O bolinho
Nasceu o bolinho, agregado a partir de um conjunto de fragmentos de massa homogeneizado por um hábil par de mãos. Conhece o mundo. Mistura-se, ainda jovem, em meio a sociedade de sujeitos bastante parecidos com ele, embora uns sobressaiam em função do tamanho avantajado, produto de falhas no sistema de criação. Os maiores, como sempre, comandam a sociedade - e são sempre os escolhidos em primeiro lugar, em especial quando estão no fim de suas vidas, encobertos por calda de chocolate ou, quando os bolinhos fazem parte de uma classe social menos abastada, por canela ou a bom e velho açucar.
O bolinho se dá conta de seu propósito de vida. Recebe o aviso olfativo dos mais velhos. O bolinho propõe, então, uma revolução. Entretanto os outros companheiros ainda não têm ideais socialistas; acreditam na mão invisível que conduz suas vidas com a mínima intervenção do estado cozido.

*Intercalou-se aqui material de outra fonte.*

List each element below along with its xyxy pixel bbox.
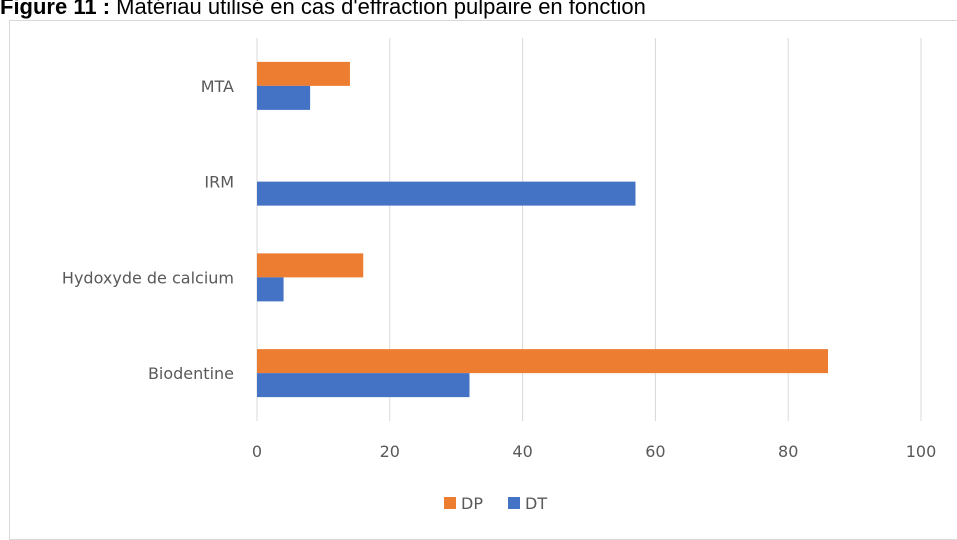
x-tick-label-0: 0	[252, 442, 262, 461]
figure-title: Figure 11 : Matériau utilisé en cas d'ef…	[0, 0, 646, 22]
category-label-3: MTA	[201, 77, 234, 96]
category-label-1: Hydoxyde de calcium	[62, 268, 234, 287]
bar-dt-3	[257, 85, 311, 110]
x-tick-label-20: 20	[380, 442, 400, 461]
category-label-2: IRM	[204, 173, 234, 192]
legend-label-dt: DT	[525, 494, 547, 513]
x-tick-label-80: 80	[778, 442, 798, 461]
x-tick-label-100: 100	[906, 442, 937, 461]
x-tick-label-60: 60	[645, 442, 665, 461]
bar-dt-2	[257, 181, 636, 206]
legend-label-dp: DP	[461, 494, 483, 513]
figure-title-number: Figure 11 :	[0, 0, 111, 19]
bar-dt-1	[257, 277, 284, 302]
legend-swatch-dt	[508, 497, 520, 509]
legend-swatch-dp	[444, 497, 456, 509]
figure-title-text: Matériau utilisé en cas d'effraction pul…	[116, 0, 646, 19]
bar-dp-3	[257, 61, 350, 86]
bar-dp-0	[257, 349, 829, 374]
x-tick-label-40: 40	[512, 442, 532, 461]
category-label-0: Biodentine	[148, 364, 234, 383]
bar-dp-1	[257, 253, 364, 278]
bar-dt-0	[257, 373, 470, 398]
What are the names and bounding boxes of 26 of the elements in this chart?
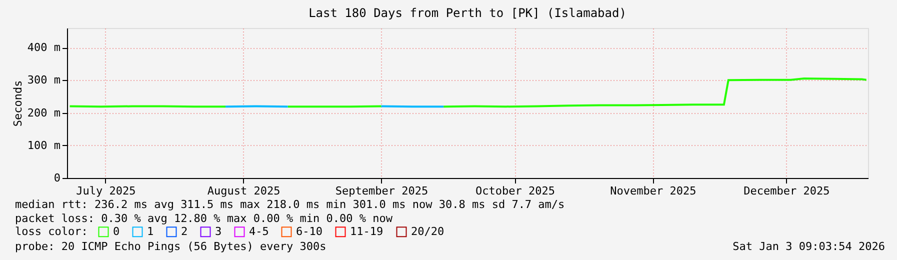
y-tick-label: 300 m <box>27 74 61 87</box>
chart-title: Last 180 Days from Perth to [PK] (Islamabad) <box>308 6 626 20</box>
x-tick-label: September 2025 <box>335 184 428 198</box>
y-tick-label: 200 m <box>27 106 61 120</box>
y-tick-label: 100 m <box>27 138 61 152</box>
legend-label: 0 <box>113 224 120 238</box>
text: Sat Jan 3 09:03:54 2026 <box>732 240 885 253</box>
y-tick-label: 400 m <box>27 41 61 54</box>
legend-label: 3 <box>215 224 222 238</box>
legend-label: 20/20 <box>411 224 444 238</box>
y-tick-label: 0 <box>54 172 60 184</box>
x-tick-label: December 2025 <box>744 184 830 198</box>
x-tick-label: July 2025 <box>76 184 136 198</box>
text: median rtt: 236.2 ms avg 311.5 ms max 218.0 ms min 301.0 ms now 30.8 ms sd 7.7 am/s <box>15 198 565 211</box>
x-tick-label: November 2025 <box>610 184 696 198</box>
legend-title: loss color: <box>15 225 88 238</box>
x-tick-label: October 2025 <box>476 184 556 198</box>
legend-label: 4-5 <box>249 224 269 238</box>
text: packet loss: 0.30 % avg 12.80 % max 0.00 % min 0.00 % now <box>15 212 393 225</box>
legend-label: 1 <box>147 224 154 238</box>
legend-label: 2 <box>181 224 188 238</box>
x-tick-label: August 2025 <box>207 184 280 198</box>
text: probe: 20 ICMP Echo Pings (56 Bytes) every 300s <box>15 240 326 253</box>
legend-label: 11-19 <box>350 224 384 238</box>
legend-label: 6-10 <box>296 224 322 238</box>
y-axis-title: Seconds <box>11 80 24 127</box>
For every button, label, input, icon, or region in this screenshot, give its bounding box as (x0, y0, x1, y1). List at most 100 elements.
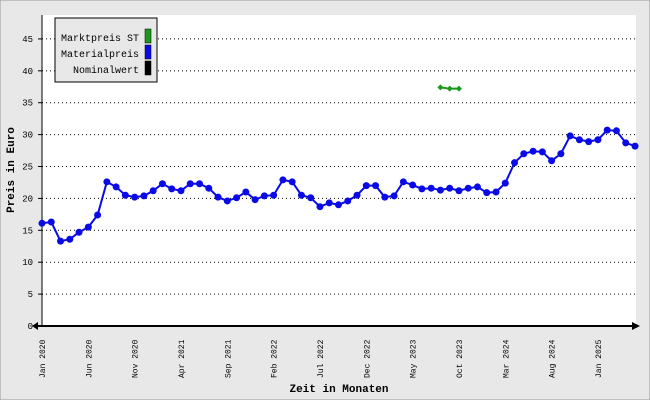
x-tick-label: Jan 2025 (595, 339, 604, 378)
marker (131, 193, 139, 201)
marker (603, 126, 611, 134)
marker (186, 180, 194, 188)
marker (455, 187, 463, 195)
x-tick-label: Oct 2023 (456, 339, 465, 378)
marker (214, 193, 222, 201)
marker (149, 187, 157, 195)
y-tick-label: 15 (22, 226, 33, 236)
x-tick-label: Jul 2022 (317, 339, 326, 378)
marker (362, 182, 370, 190)
marker (260, 192, 268, 200)
x-tick-label: May 2023 (410, 339, 419, 378)
marker (196, 180, 204, 188)
marker (612, 127, 620, 135)
marker (446, 184, 454, 192)
x-axis-label: Zeit in Monaten (289, 384, 388, 396)
axis-arrow (32, 322, 38, 330)
marker (538, 148, 546, 156)
y-tick-label: 0 (28, 322, 33, 332)
marker (409, 181, 417, 189)
plot (38, 38, 639, 295)
marker (372, 182, 380, 190)
marker (177, 187, 185, 195)
y-tick-label: 45 (22, 35, 33, 45)
y-tick-label: 20 (22, 194, 33, 204)
marker (399, 178, 407, 186)
marker (622, 139, 630, 147)
marker (436, 186, 444, 194)
marker (121, 191, 129, 199)
x-tick-label: Feb 2022 (271, 339, 280, 378)
y-axis-label: Preis in Euro (6, 127, 18, 213)
y-tick-label: 30 (22, 131, 33, 141)
marker (242, 188, 250, 196)
marker (57, 237, 65, 245)
x-tick-label: Jan 2020 (39, 339, 48, 378)
marker (279, 176, 287, 184)
marker (557, 150, 565, 158)
marker (316, 203, 324, 211)
legend-label: Materialpreis (61, 49, 139, 61)
marker (66, 235, 74, 243)
marker (464, 184, 472, 192)
marker (205, 184, 213, 192)
x-tick-label: Aug 2024 (549, 339, 558, 378)
legend-swatch (144, 28, 152, 44)
marker (492, 188, 500, 196)
marker (520, 150, 528, 158)
marker (501, 179, 509, 187)
marker (103, 178, 111, 186)
marker (288, 178, 296, 186)
marker (297, 191, 305, 199)
axis-arrow (632, 322, 640, 330)
x-tick-label: Mar 2024 (502, 339, 511, 378)
legend (54, 17, 158, 83)
marker (94, 211, 102, 219)
marker (427, 184, 435, 192)
marker (548, 157, 556, 165)
marker (223, 197, 231, 205)
y-tick-label: 40 (22, 67, 33, 77)
legend-items: Marktpreis ST Materialpreis Nominalwert (61, 28, 152, 77)
y-tick-label: 35 (22, 99, 33, 109)
marker (455, 85, 462, 92)
legend-swatch (144, 44, 152, 60)
legend-swatch (144, 60, 152, 76)
marker (38, 219, 46, 227)
marker (566, 132, 574, 140)
legend-label: Nominalwert (73, 65, 139, 77)
marker (47, 218, 55, 226)
marker (353, 191, 361, 199)
marker (446, 85, 453, 92)
y-tick-label: 25 (22, 163, 33, 173)
marker (529, 147, 537, 155)
y-tick-label: 5 (28, 290, 33, 300)
marker (631, 142, 639, 150)
marker (270, 191, 278, 199)
x-tick-label: Nov 2020 (132, 339, 141, 378)
marker (75, 228, 83, 236)
marker (112, 183, 120, 191)
x-tick-label: Apr 2021 (178, 339, 187, 378)
marker (335, 201, 342, 209)
marker (84, 223, 92, 231)
marker (483, 189, 491, 197)
legend-label: Marktpreis ST (61, 33, 139, 45)
marker (473, 183, 481, 191)
marker (511, 159, 519, 167)
marker (251, 196, 259, 204)
marker (437, 84, 444, 91)
x-tick-label: Dec 2022 (363, 339, 372, 378)
marker (325, 199, 333, 207)
marker (344, 197, 352, 205)
x-tick-label: Sep 2021 (224, 339, 233, 378)
marker (585, 138, 593, 146)
x-tick-label: Jun 2020 (85, 339, 94, 378)
marker (418, 185, 426, 193)
marker (168, 185, 176, 193)
marker (233, 194, 241, 202)
marker (381, 193, 389, 201)
marker (307, 194, 315, 202)
marker (594, 136, 602, 144)
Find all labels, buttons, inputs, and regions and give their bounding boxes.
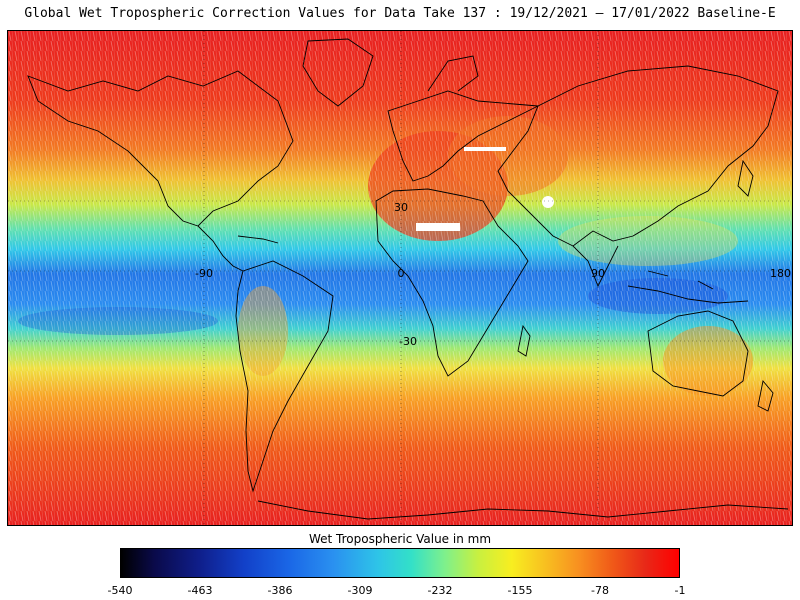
lat-label-s30: -30	[399, 335, 417, 348]
australia-coast	[647, 310, 749, 397]
map-panel: -90 0 90 180 30 -30	[7, 30, 793, 526]
no-data-patch	[464, 147, 506, 151]
central-america-coast	[197, 225, 244, 272]
colorbar-tick: -78	[591, 584, 609, 597]
colorbar-tick: -309	[347, 584, 373, 597]
europe-coast	[387, 90, 540, 182]
colorbar-tick: -540	[107, 584, 133, 597]
africa-coast	[375, 188, 529, 377]
indonesia-coast	[627, 270, 749, 304]
map-title: Global Wet Tropospheric Correction Value…	[24, 6, 776, 21]
new-zealand-coast	[757, 379, 774, 412]
lon-label-180: 180	[770, 267, 791, 280]
caribbean-islands-coast	[237, 235, 279, 244]
japan-coast	[737, 159, 754, 197]
south-america-coast	[235, 260, 334, 493]
no-data-patch	[416, 223, 460, 231]
asia-coast	[497, 65, 779, 247]
colorbar-tick: -463	[187, 584, 213, 597]
scandinavia-coast	[427, 55, 479, 92]
graticule	[8, 31, 792, 525]
coastlines	[27, 38, 789, 520]
antarctica-coast	[257, 500, 789, 520]
colorbar-tick: -232	[427, 584, 453, 597]
colorbar-title: Wet Tropospheric Value in mm	[308, 532, 492, 546]
madagascar-coast	[517, 324, 531, 357]
wet-troposphere-map: -90 0 90 180 30 -30	[8, 31, 792, 525]
india-coast	[572, 245, 619, 288]
no-data-patch	[542, 196, 554, 208]
lon-label-e90: 90	[591, 267, 605, 280]
colorbar-tick: -155	[507, 584, 533, 597]
lat-label-n30: 30	[394, 201, 408, 214]
colorbar-tick: -1	[674, 584, 686, 597]
greenland-coast	[302, 38, 374, 107]
north-america-coast	[27, 70, 294, 227]
colorbar-tick: -386	[267, 584, 293, 597]
colorbar	[120, 548, 680, 578]
lon-label-w90: -90	[195, 267, 213, 280]
lon-label-0: 0	[398, 267, 405, 280]
track-streaks	[8, 31, 792, 525]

O discurso solitário de liberdade se perde em meio ao sonho de verão dos bolinhos em geral: todos querem ficar bronzeados porque assim foram instruídos desde que passaram a residir nas travessas de vidro num sistema de grande densidade populacional.
O bolinho é conduzido para uma bandeja. A previsibilidade de seu futuro é indiscutível. Outrora, havia visto seus antigos colegas do gueto de vidro saírem da câmara quente bastante bronzeados. Sabia, o bolinho, que aquela seria a última viagem de seus companheiros de farinha e açúcar. E sabia que ali seria quase o fim: mãos e mais mãos se distribuíam vorazmente a fim de levar os bolinhos para um compartimento esquisito, atraente muitas vezes, mas que eram terrivelmente enganadores: trituravam com muita raiva, entre salivações incoerentes e efeitos sonoros do tipo "hummm". Uma tortura para os semi-pseudo canais auditivos do bolinho.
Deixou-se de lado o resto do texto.